By: Tony Hirst (@psychemedia), Alex Gamela (@alexgamela), Misae Richwood (@minxymoggy)
Mozilla/Knight/Guardian/BBC News Jam, Kings Tower, London, May 28th, 2011 #mojo
The demo was built out of a couple of pre-existing tools/components: a geo-based Twitter search constructed using Yahoo Pipes (Discovering Co-location Communities – Twitter Maps of Tweets Near Wherever…); and a map of social network connections between folk recently using a particular search term or hashtag (Using Protovis to Visualise Connections Between People Tweeting a Particular Term). It is possible to grab a KML URL from the geotwitter pipe and feed it into a Google map that can be embedded in a page using an iframe. The social connections graph can also be embedded in an iframe. The SocialGeoMap page is a page that contains two iframes, one that loads the map, and a second that loads the social network graph.

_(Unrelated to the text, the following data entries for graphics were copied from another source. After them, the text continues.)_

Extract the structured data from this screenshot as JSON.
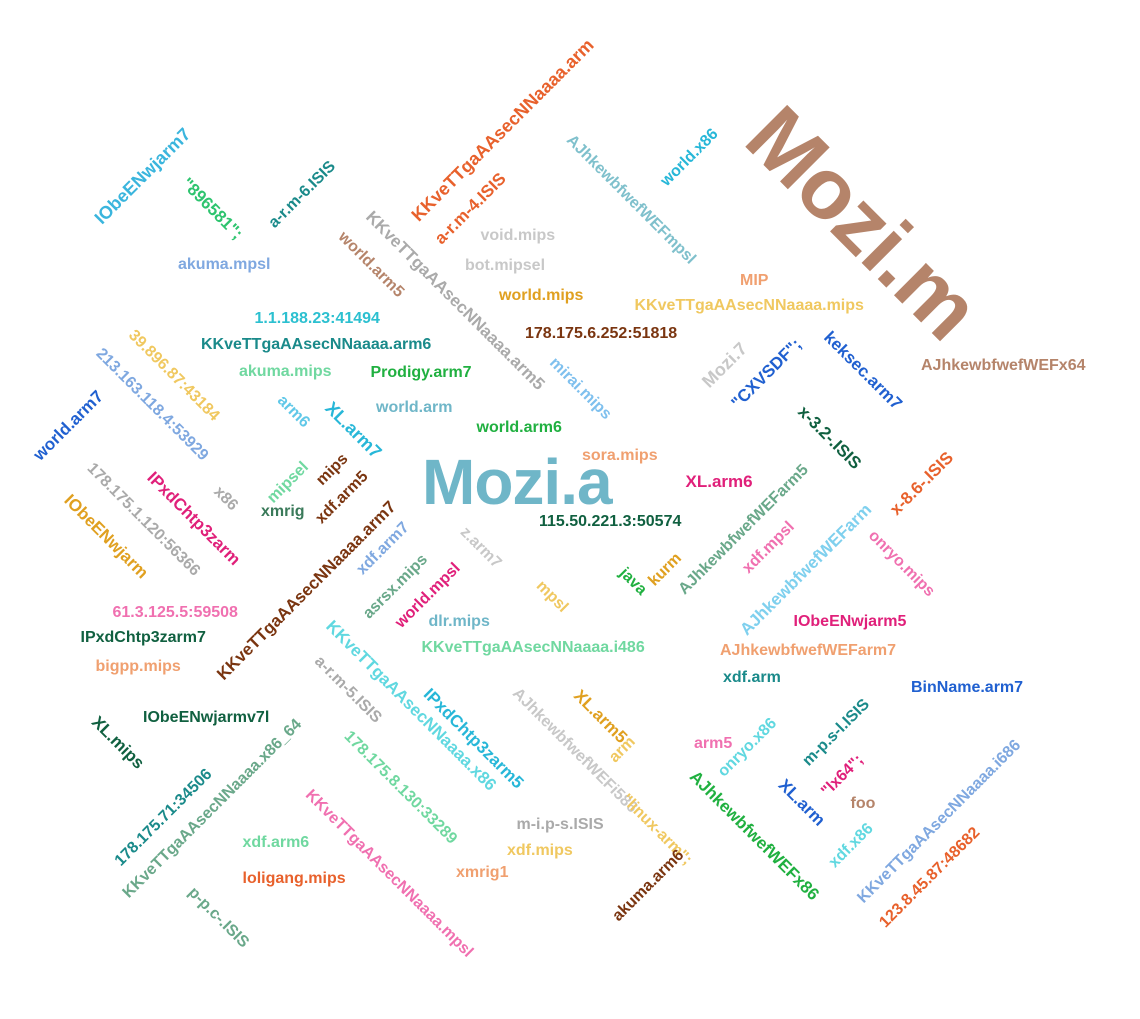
{
  "words": [
    {
      "text": "Mozi.m",
      "color": "#b5846a"
    },
    {
      "text": "Mozi.a",
      "color": "#6fb6c8"
    },
    {
      "text": "KKveTTgaAAsecNNaaaa.arm",
      "color": "#e8612c"
    },
    {
      "text": "AJhkewbfwefWEFmpsl",
      "color": "#7fc0cc"
    },
    {
      "text": "world.x86",
      "color": "#27b7d8"
    },
    {
      "text": "IObeENwjarm7",
      "color": "#3ab5dd"
    },
    {
      "text": "\"896581\";",
      "color": "#2ec46f"
    },
    {
      "text": "a-r.m-6.ISIS",
      "color": "#1a8a8a"
    },
    {
      "text": "a-r.m-4.ISIS",
      "color": "#e8612c"
    },
    {
      "text": "KKveTTgaAAsecNNaaaa.arm5",
      "color": "#aaaaaa"
    },
    {
      "text": "world.arm5",
      "color": "#b5846a"
    },
    {
      "text": "void.mips",
      "color": "#c8c8c8"
    },
    {
      "text": "bot.mipsel",
      "color": "#c8c8c8"
    },
    {
      "text": "akuma.mpsl",
      "color": "#7fa8e0"
    },
    {
      "text": "world.mips",
      "color": "#e0a020"
    },
    {
      "text": "MIP",
      "color": "#f0a070"
    },
    {
      "text": "KKveTTgaAAsecNNaaaa.mips",
      "color": "#f0c860"
    },
    {
      "text": "1.1.188.23:41494",
      "color": "#2cc0d0"
    },
    {
      "text": "178.175.6.252:51818",
      "color": "#7a3510"
    },
    {
      "text": "KKveTTgaAAsecNNaaaa.arm6",
      "color": "#1a8a8a"
    },
    {
      "text": "Mozi.7",
      "color": "#c8c8c8"
    },
    {
      "text": "\"CXVSDF\";",
      "color": "#2060d0"
    },
    {
      "text": "keksec.arm7",
      "color": "#2060d0"
    },
    {
      "text": "AJhkewbfwefWEFx64",
      "color": "#b5846a"
    },
    {
      "text": "39.896.87:43184",
      "color": "#f0c860"
    },
    {
      "text": "akuma.mips",
      "color": "#70d8a0"
    },
    {
      "text": "Prodigy.arm7",
      "color": "#20b040"
    },
    {
      "text": "mirai.mips",
      "color": "#7fc0ee"
    },
    {
      "text": "213.163.118.4:53929",
      "color": "#7fa8e0"
    },
    {
      "text": "world.arm7",
      "color": "#2060d0"
    },
    {
      "text": "arm6",
      "color": "#60c8e8"
    },
    {
      "text": "XL.arm7",
      "color": "#27b7d8"
    },
    {
      "text": "world.arm",
      "color": "#6fb6c8"
    },
    {
      "text": "world.arm6",
      "color": "#20b040"
    },
    {
      "text": "x-3.2-.ISIS",
      "color": "#106040"
    },
    {
      "text": "x-8.6-.ISIS",
      "color": "#e8612c"
    },
    {
      "text": "sora.mips",
      "color": "#f0a070"
    },
    {
      "text": "XL.arm6",
      "color": "#e0207a"
    },
    {
      "text": "AJhkewbfwefWEFarm5",
      "color": "#6aa88a"
    },
    {
      "text": "178.175.1.120:56366",
      "color": "#aaaaaa"
    },
    {
      "text": "IPxdChtp3zarm",
      "color": "#e0207a"
    },
    {
      "text": "x86",
      "color": "#aaaaaa"
    },
    {
      "text": "mipsel",
      "color": "#70d8a0"
    },
    {
      "text": "mips",
      "color": "#7a3510"
    },
    {
      "text": "xmrig",
      "color": "#3a7a5a"
    },
    {
      "text": "xdf.arm5",
      "color": "#7a3510"
    },
    {
      "text": "IObeENwjarm",
      "color": "#e0a020"
    },
    {
      "text": "KKveTTgaAAsecNNaaaa.arm7",
      "color": "#7a3510"
    },
    {
      "text": "xdf.arm7",
      "color": "#7fa8e0"
    },
    {
      "text": "115.50.221.3:50574",
      "color": "#106040"
    },
    {
      "text": "z.arm7",
      "color": "#c8c8c8"
    },
    {
      "text": "AJhkewbfwefWEFarm",
      "color": "#7fd0ee"
    },
    {
      "text": "xdf.mpsl",
      "color": "#f070b0"
    },
    {
      "text": "onryo.mips",
      "color": "#f070b0"
    },
    {
      "text": "asrsx.mips",
      "color": "#6aa88a"
    },
    {
      "text": "world.mpsl",
      "color": "#e0207a"
    },
    {
      "text": "java",
      "color": "#20b040"
    },
    {
      "text": "kurm",
      "color": "#e0a020"
    },
    {
      "text": "mpsl",
      "color": "#f0c860"
    },
    {
      "text": "61.3.125.5:59508",
      "color": "#f070b0"
    },
    {
      "text": "dlr.mips",
      "color": "#6fb6c8"
    },
    {
      "text": "IPxdChtp3zarm7",
      "color": "#106040"
    },
    {
      "text": "KKveTTgaAAsecNNaaaa.i486",
      "color": "#70d8a0"
    },
    {
      "text": "IObeENwjarm5",
      "color": "#e0207a"
    },
    {
      "text": "bigpp.mips",
      "color": "#f0a070"
    },
    {
      "text": "AJhkewbfwefWEFarm7",
      "color": "#f0a070"
    },
    {
      "text": "KKveTTgaAAsecNNaaaa.x86",
      "color": "#60d8e0"
    },
    {
      "text": "xdf.arm",
      "color": "#1a8a8a"
    },
    {
      "text": "a-r.m-5.ISIS",
      "color": "#aaaaaa"
    },
    {
      "text": "BinName.arm7",
      "color": "#2060d0"
    },
    {
      "text": "IPxdChtp3zarm5",
      "color": "#27b7d8"
    },
    {
      "text": "AJhkewbfwefWEFi586",
      "color": "#c8c8c8"
    },
    {
      "text": "XL.arm5",
      "color": "#e0a020"
    },
    {
      "text": "IObeENwjarmv7l",
      "color": "#106040"
    },
    {
      "text": "XL.mips",
      "color": "#106040"
    },
    {
      "text": "m-p.s-l.ISIS",
      "color": "#1a8a8a"
    },
    {
      "text": "arm",
      "color": "#f0c860"
    },
    {
      "text": "arm5",
      "color": "#f070b0"
    },
    {
      "text": "onryo.x86",
      "color": "#60d8e0"
    },
    {
      "text": "KKveTTgaAAsecNNaaaa.x86_64",
      "color": "#6aa88a"
    },
    {
      "text": "178.175.8.130:33289",
      "color": "#70d8a0"
    },
    {
      "text": "AJhkewbfwefWEFx86",
      "color": "#20b040"
    },
    {
      "text": "XL.arm",
      "color": "#2060d0"
    },
    {
      "text": "\"lx64\";",
      "color": "#e0207a"
    },
    {
      "text": "KKveTTgaAAsecNNaaaa.i686",
      "color": "#7fa8e0"
    },
    {
      "text": "178.175.71:34506",
      "color": "#1a8a8a"
    },
    {
      "text": "foo",
      "color": "#b5846a"
    },
    {
      "text": "KKveTTgaAAsecNNaaaa.mpsl",
      "color": "#f070b0"
    },
    {
      "text": "xdf.arm6",
      "color": "#70d8a0"
    },
    {
      "text": "m-i.p-s.ISIS",
      "color": "#aaaaaa"
    },
    {
      "text": "xdf.mips",
      "color": "#f0c860"
    },
    {
      "text": "\"linux-arm\";",
      "color": "#f0c860"
    },
    {
      "text": "xdf.x86",
      "color": "#60d8e0"
    },
    {
      "text": "loligang.mips",
      "color": "#e8612c"
    },
    {
      "text": "xmrig1",
      "color": "#f0a070"
    },
    {
      "text": "123.8.45.87:48682",
      "color": "#e8612c"
    },
    {
      "text": "p-p.c-.ISIS",
      "color": "#6aa88a"
    },
    {
      "text": "akuma.arm6",
      "color": "#7a3510"
    }
  ]
}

The same data pulled from the Yahoo geo-search pipe feeds both visualisations.
In many cases, several tweets may have the exact same geo-coordinates, which means they are overlaid on the map and difficult to see. to get around this, a certain amount of jitter is added to each latitude and longitude; because Yahoo Pipes doesn’t have a native random number generator, I use a tweet ID to generate a jitter offset using the following pipe:
This is called just before the output of the geotwitter search pipe:
Whilst this does mean that no points are plotted with their exact original co-ordinates, it does mean that we can separate out most of the markers corresponding to tweets with the same latitude and longitude and thus see them independently on the map at their approximate location.
A next step in development might to move away from using Yahoo pipes, (which incur a cacheing overhead) and use server side service. A quickstart solution to this might be to generate a Python equivalent of the current pipework using Greg Gaughan’s pipe2py compiler, that generates a Python code equivalent of a Yahoo pipe.